Они вернулись домой, побросали одежду в стирку, залезли в джакузи. Валера достал мобильник, открыл страницу каталога экипировки для глиссеров и вновь засмотрелся на Jeto Cutty Sark ограниченной версии. Изумительный лётный костюм. В мире планировалось выпустить всего три экземпляра, и один – для абсолютного рекордсмена скорости ветра – Войцеха Буковски. Валере было жалко денег, но Вия невозможно было победить в чём мать родила. Удрать от него – может быть, но одолеть...
– Закажи, сокол, – дозволительно кивнул Афанасий. – Усадьбу не купили, зато у тебя броня будет. Закажи, род тебе велит.
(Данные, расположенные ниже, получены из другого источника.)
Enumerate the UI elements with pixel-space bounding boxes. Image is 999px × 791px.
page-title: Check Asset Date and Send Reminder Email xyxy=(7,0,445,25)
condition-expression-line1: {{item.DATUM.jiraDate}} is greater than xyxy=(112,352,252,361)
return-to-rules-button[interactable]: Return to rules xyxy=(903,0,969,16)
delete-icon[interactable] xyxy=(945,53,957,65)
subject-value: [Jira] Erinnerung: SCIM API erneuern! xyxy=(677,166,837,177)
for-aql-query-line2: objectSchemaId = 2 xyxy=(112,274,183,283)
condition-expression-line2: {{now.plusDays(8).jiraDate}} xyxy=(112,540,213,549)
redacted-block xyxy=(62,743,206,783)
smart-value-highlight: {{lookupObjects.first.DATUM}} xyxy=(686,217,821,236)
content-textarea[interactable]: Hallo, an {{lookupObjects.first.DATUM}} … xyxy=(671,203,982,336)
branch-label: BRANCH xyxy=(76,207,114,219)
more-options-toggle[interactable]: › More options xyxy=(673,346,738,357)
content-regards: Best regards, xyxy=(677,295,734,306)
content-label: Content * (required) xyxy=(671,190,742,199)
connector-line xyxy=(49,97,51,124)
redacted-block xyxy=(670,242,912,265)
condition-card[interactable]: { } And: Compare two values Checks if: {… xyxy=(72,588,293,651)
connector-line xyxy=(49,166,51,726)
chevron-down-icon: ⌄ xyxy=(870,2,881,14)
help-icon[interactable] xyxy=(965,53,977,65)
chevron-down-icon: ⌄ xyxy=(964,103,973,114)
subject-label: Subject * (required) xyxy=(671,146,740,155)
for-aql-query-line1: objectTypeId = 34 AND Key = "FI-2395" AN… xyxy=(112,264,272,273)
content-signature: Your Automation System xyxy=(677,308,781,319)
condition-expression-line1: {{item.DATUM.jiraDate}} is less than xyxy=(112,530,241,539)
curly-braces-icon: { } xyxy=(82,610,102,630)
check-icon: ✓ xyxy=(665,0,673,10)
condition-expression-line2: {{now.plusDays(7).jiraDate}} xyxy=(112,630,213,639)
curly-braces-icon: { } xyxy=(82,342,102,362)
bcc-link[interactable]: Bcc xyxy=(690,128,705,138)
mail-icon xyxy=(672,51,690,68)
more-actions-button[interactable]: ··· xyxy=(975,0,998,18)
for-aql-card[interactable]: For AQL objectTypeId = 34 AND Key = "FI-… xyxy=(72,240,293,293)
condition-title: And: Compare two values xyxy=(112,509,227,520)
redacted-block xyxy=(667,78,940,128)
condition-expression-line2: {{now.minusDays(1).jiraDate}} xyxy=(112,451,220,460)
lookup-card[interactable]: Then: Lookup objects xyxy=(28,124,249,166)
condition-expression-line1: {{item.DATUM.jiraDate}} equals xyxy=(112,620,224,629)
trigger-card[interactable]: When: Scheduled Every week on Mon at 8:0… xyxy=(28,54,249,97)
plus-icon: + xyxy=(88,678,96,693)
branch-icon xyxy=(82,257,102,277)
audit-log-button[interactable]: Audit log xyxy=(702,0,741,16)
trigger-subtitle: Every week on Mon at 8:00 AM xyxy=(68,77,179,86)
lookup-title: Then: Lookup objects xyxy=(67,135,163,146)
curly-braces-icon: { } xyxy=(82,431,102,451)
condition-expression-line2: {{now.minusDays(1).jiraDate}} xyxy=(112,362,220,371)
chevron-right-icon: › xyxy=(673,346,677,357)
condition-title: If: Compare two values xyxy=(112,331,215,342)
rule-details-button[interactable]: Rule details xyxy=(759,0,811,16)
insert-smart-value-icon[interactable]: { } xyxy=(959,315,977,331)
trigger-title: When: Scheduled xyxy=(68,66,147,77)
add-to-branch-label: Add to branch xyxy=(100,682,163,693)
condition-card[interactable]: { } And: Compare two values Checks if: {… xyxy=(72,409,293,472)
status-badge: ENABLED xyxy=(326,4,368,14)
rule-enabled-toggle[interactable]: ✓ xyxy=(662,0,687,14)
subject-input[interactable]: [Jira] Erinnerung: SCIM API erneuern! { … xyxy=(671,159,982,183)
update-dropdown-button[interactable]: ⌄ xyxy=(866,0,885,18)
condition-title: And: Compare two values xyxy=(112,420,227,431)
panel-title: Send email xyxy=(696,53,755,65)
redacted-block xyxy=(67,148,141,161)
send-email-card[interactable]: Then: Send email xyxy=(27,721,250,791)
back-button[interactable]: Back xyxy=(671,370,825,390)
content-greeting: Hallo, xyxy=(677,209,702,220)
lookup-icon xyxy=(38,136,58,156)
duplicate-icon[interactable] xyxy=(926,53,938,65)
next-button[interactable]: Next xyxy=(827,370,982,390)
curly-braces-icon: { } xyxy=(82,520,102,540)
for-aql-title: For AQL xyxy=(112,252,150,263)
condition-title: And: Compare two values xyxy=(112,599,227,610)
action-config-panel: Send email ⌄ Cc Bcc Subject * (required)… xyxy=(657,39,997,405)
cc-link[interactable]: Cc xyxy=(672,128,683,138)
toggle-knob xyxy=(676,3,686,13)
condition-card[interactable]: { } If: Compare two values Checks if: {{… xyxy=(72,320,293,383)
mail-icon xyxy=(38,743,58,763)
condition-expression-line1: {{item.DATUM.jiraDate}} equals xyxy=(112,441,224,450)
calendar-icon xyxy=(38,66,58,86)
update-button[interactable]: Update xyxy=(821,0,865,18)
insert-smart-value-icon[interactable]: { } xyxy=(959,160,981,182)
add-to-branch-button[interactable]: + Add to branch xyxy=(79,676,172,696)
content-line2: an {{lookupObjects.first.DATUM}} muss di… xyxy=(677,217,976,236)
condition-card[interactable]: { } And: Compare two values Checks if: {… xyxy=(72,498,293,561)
И Валера оформил предзаказ.
Санчес, оказавшись дома, начала заметно нервничать. Лель пытался приставать к ней с нежностями, но колдунья игнорировала его ласки, и явно волновалась. Валера понял – она переживает за своего духа. Наконец, раздалось хлопанье кожистых крыльев, и Агилла вырвался из стены апартаментов. Он тяжело упал на паркет, хрипя и заливая всё вокруг черной кровью. Дух был изорван в бою, но нашёл в себе силы вернуться к хозяйке. Санчес просияла радостной улыбкой, не торопясь покинула джакузи, и принялась обтирать Агиллу полотенцем, приговаривая над каждой его раной заговоры.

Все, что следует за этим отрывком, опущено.